La settimana decisiva per la formazione del nuovo governo si apre con Luigi Di Maio che prova a sparigliare il centrodestra.
Il leader pentastellato si dice pronto a sacrificare se stesso, o meglio la sua ambizione a fare il premier, per favorire l’accordo con Matteo Salvini. Sembrerebbe un gesto eroico, ma no lo è. E neppure disperato. Di Maio ha fatto i suoi conti. Comunque li abbia girati e rivoltati il risultato non è cambiato: nelle condizioni date non sarà lui alla guida del governo che verrà. Se verrà. Da qui l’annuncio del passo indietro. Che equivale a una fake news perché nessuno può promettere ad altri ciò che non ha. E Di Maio la premiership non l’ha nei numeri e non l’ha nella sostanza poco fluida della sua politica, infarcita di veti e discriminanti verso i potenziali interlocutori. Comunque la sua sortita è servita ad agitare le acque nel centrodestra facendo riemergere tentazioni che sembravano superate.
In particolare, Matteo Salvini non vorrebbe perdere l’occasione di vedere le carte in mano ai Cinque Stelle. Ma niente è gratis e la fiche d’apertura del gioco ha un costo particolarmente esoso. Si tratterebbe per Salvini di distruggere la coalizione che lo ha reso vincitore. Una libra di carne che mai l’elettorato di centrodestra gli perdonerebbe di aver pagato per soddisfare la sua pur legittima ambizione. E poi, perché forzare la mano del destino? Salvini molto prima di Luigi Di Maio ha compreso che non è ancora il suo turno di battuta. Visti i risultati non sarebbe stata questa legislatura a consacrarlo alla guida del Paese. Perché l’obiettivo si concretizzi è necessario tornare dagli elettori a chiedere un maggiore consenso per puntare ad un mandato politico pieno. Ma alle urne il leghista non può andarci da solo; ha bisogno che tutto il centrodestra lo segua, Berlusconi in testa. Quindi, l’attenzione torna sul Quirinale.
Da oggi l’inquilino del “Colle” proverà a mettere in sella un governo neutrale che risponda direttamente a lui e che abbia il compito di garantire la stabilità dei conti pubblici e di rappresentare l’Italia nei delicati passaggi che stanno preparando la nuova stagione dell’Unione europea.
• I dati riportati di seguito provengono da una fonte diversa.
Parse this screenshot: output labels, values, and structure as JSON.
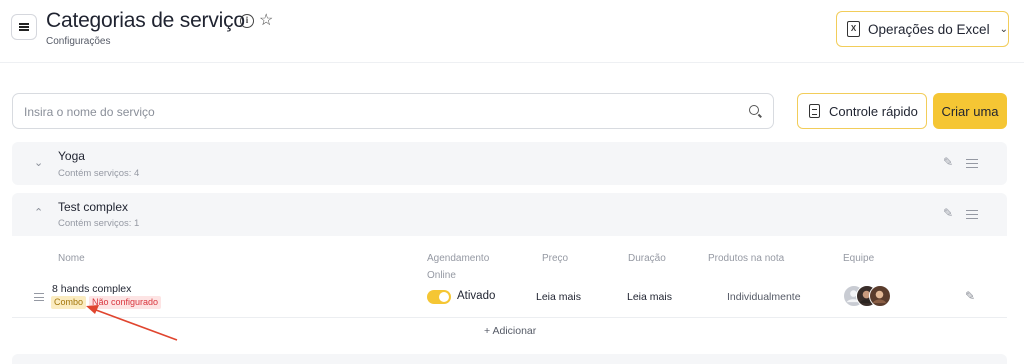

Salvini e Di Maio un governo del genere non lo vogliono. Di più: lo temono. Un esecutivo di decantazione del clima potrebbe portare a un indebolimento del grado di fiducia degli italiani nelle due forze politiche che meglio hanno rappresentato la discontinuità con la politica del passato. Un no di Lega e Cinque Stelle a un governo tecnico equivale ad un sì a un esecutivo ponte, o balneare, che non duri oltre l’estate.
Sotto questo riguardo, Di Maio non ha torto nel dire che un ritorno alle urne ravvicinato altro non sarebbe che un ballottaggio tra i due vincitori del 4 marzo. Ballottaggio che, non previsto dalla legge elettorale vigente, sarebbe realizzato direttamente dagli italiani in quello spirito di adesione alla democrazia plebiscitaria tanto caro ai Cinque Stelle. Ma prima di sbarrare la strada ad una figura terza a Palazzo Chigi, il centrodestra aveva l’obbligo di provare a giocare la sua partita. Cioè chiedere al capo dello Stato il conferimento del mandato a formare il governo, a prescindere dalla preventiva sussistenza di numeri che assicurino la maggioranza parlamentare. Ed è ciò che ha fatto la delegazione del centrodestra questa mattina quando si è recata alle consultazioni al Quirinale, come ha confermato il capo-delegazione Matteo Salvini, al temine dell’incontro, nella rituale dichiarazione alla stampa. È assai improbabile che Mattarella accolga la richiesta. Non solo perché non ha grande stima dell’affidabilità di Matteo Salvini, in particolare sul fronte dei rapporti internazionali e della collocazione dell’Italia nello scacchiere globale, ma anche perché non intende offrire al centrodestra alcun vantaggio nella preparazione della prossima campagna elettorale qualora l’esecutivo guidato dal capo leghista fallisse l’obiettivo della fiducia in Parlamento. Eppure, il presidente della Repubblica, se lo volesse, potrebbe giocare una carta che metterebbe in seria difficoltà il centrodestra: porre alla testa del “governo del Presidente” non un tecnico riconducibile nell’immaginario collettivo ai personaggi della stagione nefasta dei “governi tecnici” alla Mario Monti, ma il Presidente del Senato, Elisabetta Casellati. In quel caso, Forza Italia sarebbe attraversata da una lacerante crisi di coscienza dovendo scegliere se sostenere una sua antica e stimata rappresentante o votarle contro per mantenere il patto con l’alleato leghista. Si tratterebbe di un ulteriore stress test al quale il centrodestra sarebbe sottoposto, suo malgrado.
La verità che inizia a trasparire in controluce è che vi sia un leitmotiv di sottofondo che accomuna forze politiche, pezzi dello Stato, ambienti dei media e circoli finanziari in contatto con le principali cancellerie europee: evitare che il centrodestra stravinca alle prossime elezioni. Per i babau dell’establishment continentale meglio un malleabilissimo Luigi Di Maio a Palazzo Chigi piuttosto che un coriaceo Matteo Salvini che ha un pessimo difetto per un politico: mantiene la parola data.